Schlägerei unter Schülern.
Passanten halfen nicht.

Gimte,

Hund grausam ertränkt.

  

(Alternativ standen Filmtitel vom Wochenende zur Verfügung (auf die verzichtet wurde):

Vox  Mord unter Freunden.
RTL II 

Gedemütigt – und keiner wird ihr glauben
Ein Psychothriller

ARD 

Das Gesetz bin ich

ZDF 

Das Mörderschiff

SAT I 

Rache ist süß

Kabel I

 Bestie in schwarz

Super RTL

 Tod nach Schulschluß

3 SAT 

Der Dreckfresser

ZDF 

Angriff aus dem Dunkel

Arte  Opfer
NDR 3 

Bei Anruf Mord)

 


Mediensequenz:

4 Videoszenen über einen Beamer auf Leinwand projiziert. Die kurzen Gewaltsequenzen mit Originalton stammen aus Filmen von der Kreisbildstelle, aus Nachrichten oder Spielfilmen und wurden speziell für unsere Schulveranstaltung zusammengeschnitten:

(aus: Die Brücke, Schimanski, Schindlers Liste, California
alternativ: ..............)

Orgel: Improvisierte Musik nimmt die Gewaltthemen auf (bedrohlich, aggressiv, stockt und endet in einem Einzelton, der bei ausgeschalteter Orgel endet.
 


Lesung:

Seligpreisungen in alter und von Schülern übersetzter Form:
(2 Jungen lesen den Luthertext von der Kanzel als kleiner Chor, 4 Mädchen lesen anschließend, einzeln ihre neuen Texte)

Die Seligpreisungen Math.5, 3ff.

3. Selig sind, die da geistlich arm sind;
denn ihrer ist das Himmelreich.
Voll krass sind die, die einem nicht alles abkaufen; denen gehört die Zukunft.

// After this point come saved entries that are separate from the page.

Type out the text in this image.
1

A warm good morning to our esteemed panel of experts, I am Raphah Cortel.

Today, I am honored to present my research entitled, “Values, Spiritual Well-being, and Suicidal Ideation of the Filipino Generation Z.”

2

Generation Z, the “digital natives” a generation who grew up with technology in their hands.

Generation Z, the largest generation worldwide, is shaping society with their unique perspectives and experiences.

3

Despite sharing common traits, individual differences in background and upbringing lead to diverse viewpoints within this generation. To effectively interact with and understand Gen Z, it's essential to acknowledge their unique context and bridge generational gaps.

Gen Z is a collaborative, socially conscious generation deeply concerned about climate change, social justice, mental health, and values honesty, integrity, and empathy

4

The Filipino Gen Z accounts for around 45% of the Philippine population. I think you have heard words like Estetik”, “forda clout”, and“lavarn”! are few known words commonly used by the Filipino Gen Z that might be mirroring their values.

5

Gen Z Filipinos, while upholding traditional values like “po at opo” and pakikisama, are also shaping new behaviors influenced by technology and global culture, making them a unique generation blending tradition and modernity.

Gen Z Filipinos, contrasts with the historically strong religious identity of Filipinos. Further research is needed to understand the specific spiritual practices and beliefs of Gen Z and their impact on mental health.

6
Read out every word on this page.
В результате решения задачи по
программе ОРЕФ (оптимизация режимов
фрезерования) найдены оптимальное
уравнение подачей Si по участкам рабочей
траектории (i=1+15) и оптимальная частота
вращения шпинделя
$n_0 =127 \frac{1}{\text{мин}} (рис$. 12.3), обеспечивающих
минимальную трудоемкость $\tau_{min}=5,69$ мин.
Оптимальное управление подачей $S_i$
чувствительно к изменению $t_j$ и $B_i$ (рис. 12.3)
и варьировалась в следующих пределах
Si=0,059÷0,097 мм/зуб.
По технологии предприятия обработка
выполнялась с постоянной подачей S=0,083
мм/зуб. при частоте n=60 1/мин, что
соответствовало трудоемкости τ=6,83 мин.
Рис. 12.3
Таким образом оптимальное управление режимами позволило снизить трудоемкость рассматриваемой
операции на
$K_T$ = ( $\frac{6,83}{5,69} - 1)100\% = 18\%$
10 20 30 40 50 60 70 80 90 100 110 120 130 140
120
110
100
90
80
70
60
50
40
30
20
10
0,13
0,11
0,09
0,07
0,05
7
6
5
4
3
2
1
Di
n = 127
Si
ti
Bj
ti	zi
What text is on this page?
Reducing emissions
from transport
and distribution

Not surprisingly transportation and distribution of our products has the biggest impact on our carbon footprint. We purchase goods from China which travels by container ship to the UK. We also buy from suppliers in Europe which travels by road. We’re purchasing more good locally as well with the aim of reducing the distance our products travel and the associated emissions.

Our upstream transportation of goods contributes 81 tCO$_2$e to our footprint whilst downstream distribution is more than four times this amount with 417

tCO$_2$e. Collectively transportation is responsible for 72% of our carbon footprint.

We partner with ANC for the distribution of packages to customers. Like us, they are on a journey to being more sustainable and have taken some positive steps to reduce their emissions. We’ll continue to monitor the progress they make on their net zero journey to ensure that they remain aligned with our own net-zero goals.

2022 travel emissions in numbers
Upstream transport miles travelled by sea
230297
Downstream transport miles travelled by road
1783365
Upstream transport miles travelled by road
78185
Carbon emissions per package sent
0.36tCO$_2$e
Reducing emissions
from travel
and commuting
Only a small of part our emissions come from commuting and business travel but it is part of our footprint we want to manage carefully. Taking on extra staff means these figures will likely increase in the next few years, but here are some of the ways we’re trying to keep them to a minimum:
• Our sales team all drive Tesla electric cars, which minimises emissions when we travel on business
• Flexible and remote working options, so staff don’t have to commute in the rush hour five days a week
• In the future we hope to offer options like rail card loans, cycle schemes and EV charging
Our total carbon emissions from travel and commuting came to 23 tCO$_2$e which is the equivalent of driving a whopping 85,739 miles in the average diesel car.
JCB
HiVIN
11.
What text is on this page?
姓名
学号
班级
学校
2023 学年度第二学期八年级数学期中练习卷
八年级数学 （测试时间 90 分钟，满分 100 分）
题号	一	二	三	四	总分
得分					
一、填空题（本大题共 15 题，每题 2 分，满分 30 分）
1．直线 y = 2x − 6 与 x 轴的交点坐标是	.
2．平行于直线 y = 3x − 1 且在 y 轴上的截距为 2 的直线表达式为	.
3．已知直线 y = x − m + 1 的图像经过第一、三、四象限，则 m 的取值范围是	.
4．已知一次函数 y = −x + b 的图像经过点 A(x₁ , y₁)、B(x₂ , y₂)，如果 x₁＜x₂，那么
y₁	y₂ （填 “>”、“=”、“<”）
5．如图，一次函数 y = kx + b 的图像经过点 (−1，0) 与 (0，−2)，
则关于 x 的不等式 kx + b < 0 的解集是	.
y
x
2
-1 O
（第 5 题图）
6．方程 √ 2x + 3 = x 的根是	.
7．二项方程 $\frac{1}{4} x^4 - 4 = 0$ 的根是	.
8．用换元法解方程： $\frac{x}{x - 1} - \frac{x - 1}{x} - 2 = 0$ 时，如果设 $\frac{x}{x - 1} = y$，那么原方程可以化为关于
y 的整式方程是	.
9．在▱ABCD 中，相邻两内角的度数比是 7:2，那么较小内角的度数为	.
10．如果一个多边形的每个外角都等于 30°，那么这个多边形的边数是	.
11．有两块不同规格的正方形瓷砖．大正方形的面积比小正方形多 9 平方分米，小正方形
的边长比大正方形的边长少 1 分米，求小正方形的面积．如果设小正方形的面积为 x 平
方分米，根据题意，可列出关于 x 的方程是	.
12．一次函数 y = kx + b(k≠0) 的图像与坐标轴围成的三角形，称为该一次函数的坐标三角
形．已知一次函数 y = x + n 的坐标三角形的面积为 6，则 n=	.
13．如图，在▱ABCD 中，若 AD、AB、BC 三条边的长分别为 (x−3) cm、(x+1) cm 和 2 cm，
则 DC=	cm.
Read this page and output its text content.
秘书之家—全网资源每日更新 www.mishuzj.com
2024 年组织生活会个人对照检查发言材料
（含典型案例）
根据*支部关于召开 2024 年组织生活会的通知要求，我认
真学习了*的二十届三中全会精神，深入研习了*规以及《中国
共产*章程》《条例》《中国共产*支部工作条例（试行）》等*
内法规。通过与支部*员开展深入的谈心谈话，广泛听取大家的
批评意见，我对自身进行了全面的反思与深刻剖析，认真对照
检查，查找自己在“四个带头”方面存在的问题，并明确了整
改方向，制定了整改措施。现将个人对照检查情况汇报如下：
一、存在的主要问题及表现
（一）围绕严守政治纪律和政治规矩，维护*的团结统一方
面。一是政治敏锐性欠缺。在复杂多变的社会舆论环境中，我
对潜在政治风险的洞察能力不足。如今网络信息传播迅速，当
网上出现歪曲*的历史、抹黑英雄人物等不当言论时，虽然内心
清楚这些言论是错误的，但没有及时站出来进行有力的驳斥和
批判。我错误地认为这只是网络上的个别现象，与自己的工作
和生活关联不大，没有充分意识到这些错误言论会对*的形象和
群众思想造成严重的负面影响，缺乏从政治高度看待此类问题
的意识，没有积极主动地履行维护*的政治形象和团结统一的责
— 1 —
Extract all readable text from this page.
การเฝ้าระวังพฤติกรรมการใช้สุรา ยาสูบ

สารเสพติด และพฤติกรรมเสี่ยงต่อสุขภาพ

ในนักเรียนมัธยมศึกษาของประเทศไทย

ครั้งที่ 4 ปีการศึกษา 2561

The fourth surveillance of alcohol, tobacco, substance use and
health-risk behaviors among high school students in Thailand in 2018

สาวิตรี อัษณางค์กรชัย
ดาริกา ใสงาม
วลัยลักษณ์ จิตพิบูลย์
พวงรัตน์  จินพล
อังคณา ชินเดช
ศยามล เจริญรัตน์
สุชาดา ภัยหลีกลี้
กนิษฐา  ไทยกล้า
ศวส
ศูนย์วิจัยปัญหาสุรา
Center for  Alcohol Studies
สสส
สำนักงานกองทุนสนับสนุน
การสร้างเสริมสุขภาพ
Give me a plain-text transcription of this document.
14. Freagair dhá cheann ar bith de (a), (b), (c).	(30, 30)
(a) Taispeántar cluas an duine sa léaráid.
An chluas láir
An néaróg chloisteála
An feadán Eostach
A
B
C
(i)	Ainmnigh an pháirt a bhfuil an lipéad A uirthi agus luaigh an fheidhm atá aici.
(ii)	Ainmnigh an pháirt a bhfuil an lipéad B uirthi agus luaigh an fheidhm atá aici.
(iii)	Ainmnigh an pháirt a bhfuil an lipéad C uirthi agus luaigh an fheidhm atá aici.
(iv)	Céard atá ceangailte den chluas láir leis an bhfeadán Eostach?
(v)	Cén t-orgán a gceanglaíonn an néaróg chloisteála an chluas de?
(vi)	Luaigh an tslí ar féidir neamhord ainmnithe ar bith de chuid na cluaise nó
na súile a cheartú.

4. Selig sind, die da Leid tragen;
denn sie sollen getröstet werden.
Hammerhart sind die, die Angst und Schmerz anderer mittragen; die verlieren ihre eigene Angst.

5. Selig sind die Sanftmütigen;
denn sie werden das Himmelreich besitzen.
Konkret sind die, die ohne Gewalt leben; Ihre Ideen sind bessere Waffen als Messer und Schießeisen.

6. Selig sind, die da hungert und dürstet nach der Gerechtigkeit;
denn sie sollen satt werden.
Total fett sind die, die noch was suchen; die werden alles bekommen.

7. Selig sind die Barmherzigen;
denn sie werden Barmherzigkeit erlangen.
Easy sind die, die sich kümmern; die werden wahre Freundschaften zimmern.

8. Selig sind, die reinen Herzens sind;  
denn sie werden Gott schauen.
Voll normal sind die, die keine Hintergedanken haben; denn sie erleben Big Boss.

9. Selig sind die Friedfertigen;
denn sie werden Gottes Kinder heißen.
Brontal sind die, die nicht ständig einen Harten ziehen müssen; die werden eine Party auf Wolke 7 feiern.

10. Selig sind, die um der Gerechtigkeit willen verfolgt werden;
denn ihrer ist das Himmelreich.
Super sind die, die in kritischen Situationen Nachteile haben könnenund doch cool und gerecht bleiben; die haben das Himmelreich.

11. Selig seid ihr, wenn euch die Menschen um meinetwillen schmähen
und verfolgen und reden allerlei Übles gegen euch, wenn sie damit lügen.
Total cool seid ihr, wenn ihr euch nicht zu schade seid, für andere einzustehen, auch wenn die anderen lästern oder euch durch ständiges Volllabern unter Druck setzen.

Kurze Stille, dann Orgel mit versprengten Tönen (Texte von Lehrerin):
(In die Stille werden einzelne Fragen gestellt:)

Wann bin ich selig?
Worauf kann ich überhaupt noch hoffen?
Kann ich meine Sehnsucht und Träume mutig aussprechen?
Ist es wirklich total cool, alles zu haben und damit mächtig zu sein?
Bin ich mutig genug zu sagen, was ich wirklich will?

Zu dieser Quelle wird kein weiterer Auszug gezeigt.